Back in the early 1980s I thought I'd combine my interests in minor league baseball and vintage baseball cards by assembling a collection of the Obak cigarette cards that were distributed on the West Coast in 1909, 1910 and 1911.I didn't realize it then, but those cards are so much rarer than most of the contemporary T206 cards from "Back East" that putting together complete sets of the Obak could take decades to accomplish -- and that's if a guy had more money than God to buy the cards when they became available.At about the time I started my Obak collection I also started researching the players who appeared in the sets. Over the course of several long Wisconsin winters I pored over microfilms of The Sporting News and The Sporting Life from the period several years before to several years after the Obak cards circulated, making prodigious notes on 3x5 file cards for each player in the set.I gave up trying to collect the T212s (that's the catalog number Jefferson Burdick assigned the three sets in the pioneering American Card Catalog in 1939), long ago, and have since sold off all my Obaks, one-by-one, first on eBay, then on the Net 54 baseball card forum. As I was selling each card, I included interesting tidbits about each player from my notes. The bidders seemed to like learning a little bit about these guys on the cards, so I thought I'd now begin sharing their stories here. Please excuse the lo-res nature of the card pictures; they were scanned for my auctions many years ago.
Ferreting out George Wheeler's identity was one the more challenging during my Obak biography quest. I had it wrong for a long time, attributing his Obak cards to George Harrison Wheeler, rather than the correct George Louis Wheeler. The George Wheelers' careers overlapped around the time of the cigarette card era.
Again it was the SABR Minor League Database that straightened things out for me. This George Wheeler was really even a Wheeler, he was born George L. Heroux in Methuen, Mass., on either July 30 or Aug. 3 (sources differ), 1869. George was a right-handed pitcher who is said to have thrown lefty on occasion; he was a switch hitter, as well. Naturally enough he began his pro career in the northeast, at the age of 22 in 1892. Between 1892-1896 he played in the Class B New England League for Manchester/Lawrence, Lewiston and Bangor.
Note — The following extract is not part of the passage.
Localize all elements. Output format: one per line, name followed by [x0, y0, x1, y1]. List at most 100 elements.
In mid-September of 1896 he made his major league debut with the Philadelphia Phillies. He was 1-1, earning a permanent spot in the 1897 rotation. He had an 11-10 record that year and pitched part of each of the next two seasons with the Phils, playing with Rome of the N.Y. State League in between major league tours (and also in 1900-1901). His overall big league record was 21-20 with a 4.24 ERA.
Wheeler also pitched in the American League, but it was in 1900 for the Milwaukee Brewers, before the A.L. was considered a major league. After opening the 1902 season with the Syracuse Stars of the NYSL, Wheeler took his act to the West Coast, where he spent the rest of his baseball days, increasingly filling the role of a utility player and pinch hitter. He played with Los Angeles in 1902 and 1903, before the formation of the Pacific Coast League as aClass A minor league. He opened 1904 wiht L.A., then moved to San Francisco through the 1907 season. He was traded back to the Angels in 1908 and closed out his playing days with them in 1911. He appears in al three Obak card sets of the era.
In 1913-1914 he managed Fresno in the outlaw California League and in mid-season 1914 joined the Northwestern League's umpiring staff. When his baseball days were over, Wheeler retired to farming. He died in Santa Ana, Calif. on March 21, 1946.